Give an implementation of `adjoin-set` using the ordered representation. By analogy
with `element-of-set?` show how to take advantage of the ordering to produce a procedure that
requires on the average about half as many steps as with the unordered representation.

## Solution

The original implementation of `adjoin-set` uses `element-of-set?` to decide whether or not to add the element to the set, but if we use the ordered set representation, we can't do that: `adjoin-set` must preserve the ordering of the set when it adds the new element, but `element-of-set?` only tells us whether the element is already in the set; if it's not, `element-of-set?` doesn't tell us *where* to insert it.

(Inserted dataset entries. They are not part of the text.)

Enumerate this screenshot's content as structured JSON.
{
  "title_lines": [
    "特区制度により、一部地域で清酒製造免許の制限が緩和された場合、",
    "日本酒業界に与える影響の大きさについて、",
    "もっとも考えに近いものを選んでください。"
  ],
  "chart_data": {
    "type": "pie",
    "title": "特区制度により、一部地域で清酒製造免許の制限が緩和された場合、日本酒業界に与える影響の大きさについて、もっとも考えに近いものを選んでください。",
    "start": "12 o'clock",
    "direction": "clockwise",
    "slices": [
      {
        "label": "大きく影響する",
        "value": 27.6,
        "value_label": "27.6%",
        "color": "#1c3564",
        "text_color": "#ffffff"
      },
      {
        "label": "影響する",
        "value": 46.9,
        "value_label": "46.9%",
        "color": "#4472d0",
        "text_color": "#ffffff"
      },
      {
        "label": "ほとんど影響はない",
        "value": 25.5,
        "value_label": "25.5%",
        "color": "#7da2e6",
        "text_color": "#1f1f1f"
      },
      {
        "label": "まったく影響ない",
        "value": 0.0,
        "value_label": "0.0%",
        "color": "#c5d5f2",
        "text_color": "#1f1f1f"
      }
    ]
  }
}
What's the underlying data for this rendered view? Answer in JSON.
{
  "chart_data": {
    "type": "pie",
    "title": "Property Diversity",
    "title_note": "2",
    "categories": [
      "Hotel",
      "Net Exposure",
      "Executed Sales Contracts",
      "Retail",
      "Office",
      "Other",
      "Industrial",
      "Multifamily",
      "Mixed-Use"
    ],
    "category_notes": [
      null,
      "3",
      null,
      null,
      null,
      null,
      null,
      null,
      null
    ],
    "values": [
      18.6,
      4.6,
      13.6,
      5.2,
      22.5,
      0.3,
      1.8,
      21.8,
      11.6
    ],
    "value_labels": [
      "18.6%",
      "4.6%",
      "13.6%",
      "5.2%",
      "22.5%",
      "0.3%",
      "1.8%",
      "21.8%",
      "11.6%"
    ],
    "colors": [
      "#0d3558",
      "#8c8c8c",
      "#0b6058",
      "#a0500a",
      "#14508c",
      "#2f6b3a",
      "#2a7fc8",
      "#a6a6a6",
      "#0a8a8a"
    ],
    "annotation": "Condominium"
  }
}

Therefore, `adjoin-set` needs to traverse the list itself in order to maintain the ordering of the set.

We should expect the ordered set version of `adjoin-set` to have the same structure as the ordered set version of `element-of-set?`: a recursive procedure containing a `cond` form with 4 clauses, one for each possible case when comparing a value to elements of a set represented as an ordered list. Only the consequents will be different: rather than returning true or false, `adjoin-set` will always return a set with at least one element. Here's the implementation:

(define (adjoin-set x set) (cond ((null? set) (list x)) ((= x (car set)) set) ((< x (car set)) (cons x set)) (else (cons (car set) (adjoin-set x (cdr set))))))

If `adjoin-set` reaches the end of the set, then `x` is larger than all other elements, so it's placed at the end of the set. If it's already in the set, we're done looking: just return the set as-is. If `adjoin-set` encounters an element larger than `x`, we're done looking: insert `x` into the set at that point by `cons`ing it onto the remaining elements of the set. Otherwise, the new set is the current element `cons`ed onto the result of adding `x` to the remainder of the set.

Tests:

(define s1 '(1 3 5)) (adjoin-set 0 s1)

*Output:*

`
`

(0 1 3 5)

(adjoin-set 1 s1)

*Output:*

`
`

(1 3 5)

(adjoin-set 2 s1)

*Output:*

`
`

(1 2 3 5)

(adjoin-set 4 s1)

*Output:*

`
`

(1 3 4 5)

(adjoin-set 6 s1)

*Output:*

`
`

(1 3 5 6)